3000$ pour avoir déplacé son véhicule en boisson

En état d’ébriété, on ne conduit pas. C’est connu. Pas pour une balade, et même pas pour déplacer uniquement son véhicule dans un stationnement. Surtout lorsque le conducteur accroche une autre automobile dans son mouvement.

Un individu de Chicoutimi a écopé d’une amende de 3000 $ et a perdu son permis de conduire pour une durée de 12 mois après avoir été arrêté par les policiers de Saguenay alors qu’il était en état d’ébriété très avancée, soufflant des taux de ,216 et de ,209.

« Je me suis arrêté chez un ami que je n’avais pas vu depuis longtemps. Je me suis rendu compte que mon véhicule n’était pas là où il devait être. J’ai voulu le déplacer et j’ai reculé dans une autre voiture », a expliqué l’individu au juge Paul Guimond, de la Cour du Québec, vendredi.

À la suite de l’accrochage, le client de Me Luc Tourangeau s’est rendu au domicile du propriétaire du véhicule pour lui expliquer la situation. Les policiers ont été appelés pour effectuer le constat et faire un rapport de l’incident. Lorsqu’ils ont pris les détails de l’accrochage, les patrouilleurs ont noté que l’individu était en état d’ébriété.

« Il a tenté de faire valoir qu’il n’avait pas conduit, mais deux témoins civils ont confirmé qu’il était derrière le volant. Il a été arrêté et accusé de conduite avec les facultés affaiblies », a précisé Me Marie-Josée Hamelin-Gagnon.

L’amende peut paraître sévère à 3000 $, mais les deux procureurs ont tenu compte des taux enregistrés, de plus de deux fois la limite, de l’accrochage et du fait que l’électricien de métier possède un antécédent judiciaire remontant à 2001 et d’avoir fui les lieux d’un accrochage en 2008.

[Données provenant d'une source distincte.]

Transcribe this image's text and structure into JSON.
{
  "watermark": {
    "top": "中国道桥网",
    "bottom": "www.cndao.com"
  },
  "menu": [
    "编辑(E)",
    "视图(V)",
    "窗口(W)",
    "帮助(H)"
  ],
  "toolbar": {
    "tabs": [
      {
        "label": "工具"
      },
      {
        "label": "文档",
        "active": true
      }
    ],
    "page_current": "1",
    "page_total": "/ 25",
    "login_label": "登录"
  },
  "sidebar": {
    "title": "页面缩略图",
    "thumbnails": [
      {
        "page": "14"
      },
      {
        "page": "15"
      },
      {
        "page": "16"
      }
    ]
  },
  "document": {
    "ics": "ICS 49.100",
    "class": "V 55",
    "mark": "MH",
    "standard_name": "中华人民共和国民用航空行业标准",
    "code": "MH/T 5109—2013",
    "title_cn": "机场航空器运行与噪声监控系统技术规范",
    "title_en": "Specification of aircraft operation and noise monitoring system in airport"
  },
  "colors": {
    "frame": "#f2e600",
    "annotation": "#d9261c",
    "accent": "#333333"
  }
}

Sur les raisons invoquées par l’accusé, le juge Guimond lui a fait savoir que rien ne pouvait expliquer qu’il ait pris le volant en état d’ébriété.

« Il y a des familles qui vivent des drames incroyables, et les membres ne prennent pas le volant en boisson pour autant. Heureusement, personne n’a été blessé », a soutenu le magistrat.

Altercation

Par ailleurs, un individu de 21 ans a aussi plaidé coupable à une accusation de conduite en état d’ébriété, vendredi, après avoir été impliqué dans une altercation au volant.

Les événements se sont produits le 16 mars au petit matin.

L’homme sans antécédent judiciaire est en discussion animée avec le conducteur d’un autre véhicule à Chicoutimi, au moment où ils circulent sur la voie publique.

Les deux automobilistes en viennent à s’arrêter en bordure de route afin de poursuivre la discussion. Du moins jusqu’à l’arrivée des policiers.

Les patrouilleurs de Saguenay remarquent alors que l’accusé est en état d’ébriété.

« Il a même fait des déclarations aux agents en leur disant qu’il était ben chaud », a précisé Me Hamelin-Gagnon.

Amené au poste de police, le client de Me Christian Bélanger a soufflé des taux de ,190 et de ,170, soit plus de deux fois la limite autorisée. Il a écopé d’une amende de 2000 $ – le minimum lorsque les taux dépassent ,160 – et a perdu son permis de conduire pour une année.